I don’t believe in superstitious mumbo jumbo. I eschewed religion, fate and therefore the belief that my life has been set in advance by some benevolent deity, years ago.
At times of intense stress and disappointment, it would be an enormous relief to be able to throw away such rationality and bask in the belief that there was some grand plan; that everything was leading somewhere; that experiences are there to prepare me for other experiences that, as the man said “It will all be all right in the end and if it isn’t all right, it’s not the end”.
I believe that life is unfair and chaotic; that we can influence events but only control our reaction to them; that connections are made after the “what happened” to try and create meaning; that I and no spiritual guide, is responsible for my experience of life.
Yet I also believe in what Heraclites said – character is destiny.

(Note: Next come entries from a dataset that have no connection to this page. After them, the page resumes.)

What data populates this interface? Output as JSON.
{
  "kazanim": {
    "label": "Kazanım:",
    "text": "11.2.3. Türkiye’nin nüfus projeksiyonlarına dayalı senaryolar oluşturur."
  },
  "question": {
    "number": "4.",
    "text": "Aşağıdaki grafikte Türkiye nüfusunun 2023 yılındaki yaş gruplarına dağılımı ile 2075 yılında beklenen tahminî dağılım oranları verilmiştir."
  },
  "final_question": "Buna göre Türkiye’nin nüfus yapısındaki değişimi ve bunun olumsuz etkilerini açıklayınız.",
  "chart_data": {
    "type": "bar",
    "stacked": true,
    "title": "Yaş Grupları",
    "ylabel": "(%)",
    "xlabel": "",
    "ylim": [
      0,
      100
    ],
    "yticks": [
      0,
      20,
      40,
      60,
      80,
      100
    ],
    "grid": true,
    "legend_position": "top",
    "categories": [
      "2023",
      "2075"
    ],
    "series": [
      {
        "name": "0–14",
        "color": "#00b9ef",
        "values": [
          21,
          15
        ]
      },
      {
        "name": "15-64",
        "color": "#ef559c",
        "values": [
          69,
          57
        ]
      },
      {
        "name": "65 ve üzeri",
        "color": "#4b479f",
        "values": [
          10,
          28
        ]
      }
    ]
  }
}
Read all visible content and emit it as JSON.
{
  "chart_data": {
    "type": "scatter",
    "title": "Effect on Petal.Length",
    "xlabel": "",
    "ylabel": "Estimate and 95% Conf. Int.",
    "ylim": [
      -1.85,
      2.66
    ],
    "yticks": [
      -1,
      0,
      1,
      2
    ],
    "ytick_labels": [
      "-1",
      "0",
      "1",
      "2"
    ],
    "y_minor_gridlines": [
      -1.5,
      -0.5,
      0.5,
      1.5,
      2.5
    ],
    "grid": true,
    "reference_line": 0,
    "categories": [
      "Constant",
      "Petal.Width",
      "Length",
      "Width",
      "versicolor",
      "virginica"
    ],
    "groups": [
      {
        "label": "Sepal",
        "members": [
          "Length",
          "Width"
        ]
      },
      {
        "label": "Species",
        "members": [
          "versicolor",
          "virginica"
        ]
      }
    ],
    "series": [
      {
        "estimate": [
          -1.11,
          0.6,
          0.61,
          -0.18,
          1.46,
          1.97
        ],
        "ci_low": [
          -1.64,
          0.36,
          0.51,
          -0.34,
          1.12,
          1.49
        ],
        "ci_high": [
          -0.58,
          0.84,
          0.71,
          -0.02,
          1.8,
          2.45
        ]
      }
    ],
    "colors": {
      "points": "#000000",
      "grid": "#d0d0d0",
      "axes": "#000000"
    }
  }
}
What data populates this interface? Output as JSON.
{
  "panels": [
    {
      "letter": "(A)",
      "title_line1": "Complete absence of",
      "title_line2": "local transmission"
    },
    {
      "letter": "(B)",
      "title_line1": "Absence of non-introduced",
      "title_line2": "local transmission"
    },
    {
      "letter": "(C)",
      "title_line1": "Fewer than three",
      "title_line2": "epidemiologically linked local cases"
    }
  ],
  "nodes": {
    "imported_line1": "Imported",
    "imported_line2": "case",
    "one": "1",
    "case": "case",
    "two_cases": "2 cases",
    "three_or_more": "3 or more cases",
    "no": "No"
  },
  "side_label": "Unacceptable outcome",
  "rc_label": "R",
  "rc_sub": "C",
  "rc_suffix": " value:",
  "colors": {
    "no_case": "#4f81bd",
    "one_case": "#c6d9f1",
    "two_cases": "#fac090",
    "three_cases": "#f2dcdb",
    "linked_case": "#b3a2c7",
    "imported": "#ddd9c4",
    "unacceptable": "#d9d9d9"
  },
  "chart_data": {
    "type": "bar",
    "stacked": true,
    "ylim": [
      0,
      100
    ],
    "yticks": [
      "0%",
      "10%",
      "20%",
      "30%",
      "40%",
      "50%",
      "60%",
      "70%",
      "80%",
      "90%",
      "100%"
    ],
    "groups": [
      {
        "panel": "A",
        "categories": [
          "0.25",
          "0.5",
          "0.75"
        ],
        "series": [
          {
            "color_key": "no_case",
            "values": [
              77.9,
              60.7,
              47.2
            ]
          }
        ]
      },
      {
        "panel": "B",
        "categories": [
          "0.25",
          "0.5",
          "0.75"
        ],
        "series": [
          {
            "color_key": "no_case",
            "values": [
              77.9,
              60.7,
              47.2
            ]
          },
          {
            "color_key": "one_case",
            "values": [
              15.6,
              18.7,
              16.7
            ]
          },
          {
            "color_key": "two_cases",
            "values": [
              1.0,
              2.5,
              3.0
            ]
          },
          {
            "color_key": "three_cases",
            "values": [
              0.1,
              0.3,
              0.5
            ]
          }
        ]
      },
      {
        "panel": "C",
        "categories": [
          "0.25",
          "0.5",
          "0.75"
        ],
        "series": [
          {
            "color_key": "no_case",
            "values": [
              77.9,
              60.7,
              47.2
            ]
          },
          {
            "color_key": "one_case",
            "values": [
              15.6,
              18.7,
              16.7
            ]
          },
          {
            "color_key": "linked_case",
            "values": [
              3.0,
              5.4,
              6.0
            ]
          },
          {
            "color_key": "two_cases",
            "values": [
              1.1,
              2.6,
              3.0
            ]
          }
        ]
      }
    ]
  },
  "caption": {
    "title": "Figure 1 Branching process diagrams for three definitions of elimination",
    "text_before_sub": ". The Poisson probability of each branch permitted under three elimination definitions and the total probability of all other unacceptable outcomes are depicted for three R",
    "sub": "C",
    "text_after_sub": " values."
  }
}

Towards the end of my marriage, I was so unhappy and I went with my friend to a retreat in the Blue Mountains. . We said we would try something we’d never done, and so I had an appointment with the medium. It was astonishing. Listening back to the tape I struggle to see how cold reading entirely applied. At the time I wept to hear her description of me as having a huge heart and a large community. That lots of people fed off my love and my energy . That I brought people together and would ultimately live in a big house with huge windows. That my daughter was mightily independent Knowing my marriage was all but over, it gave me a future to live into which I was hugely grateful for at the time. SInce then my community has got so much bigger as has my heart.
A few months ago I fell deeply in love with someone who was married. He chose me by default when his wife found out about his relationship with me, tried to come to me, but could not do it as the guilt was too great. The experience, particularly in the last few weeks put me under extreme stress. I started to smell mint in my nose. It was extremely calming and gave me something to focus on when I felt particularly bad. As I started to recover, the smell left me. I spoke to him today which made me feel shaky and off balance again. The smell came back.
There are all sorts of reasons for olfactory hallucinations ranging from physical to mental issues but none of them seem to apply to me.
Given that I will probably never know the truth about whether my rational approach to life or other’s more spiritual approach is right I wonder which belief would serve me better right now? I could believe my brain had manufactured the smell to help to divert me from the mental stress – or that someone was looking after me; that the medium in Australia did a cynical cold reading on me or that that big house with windows awaits.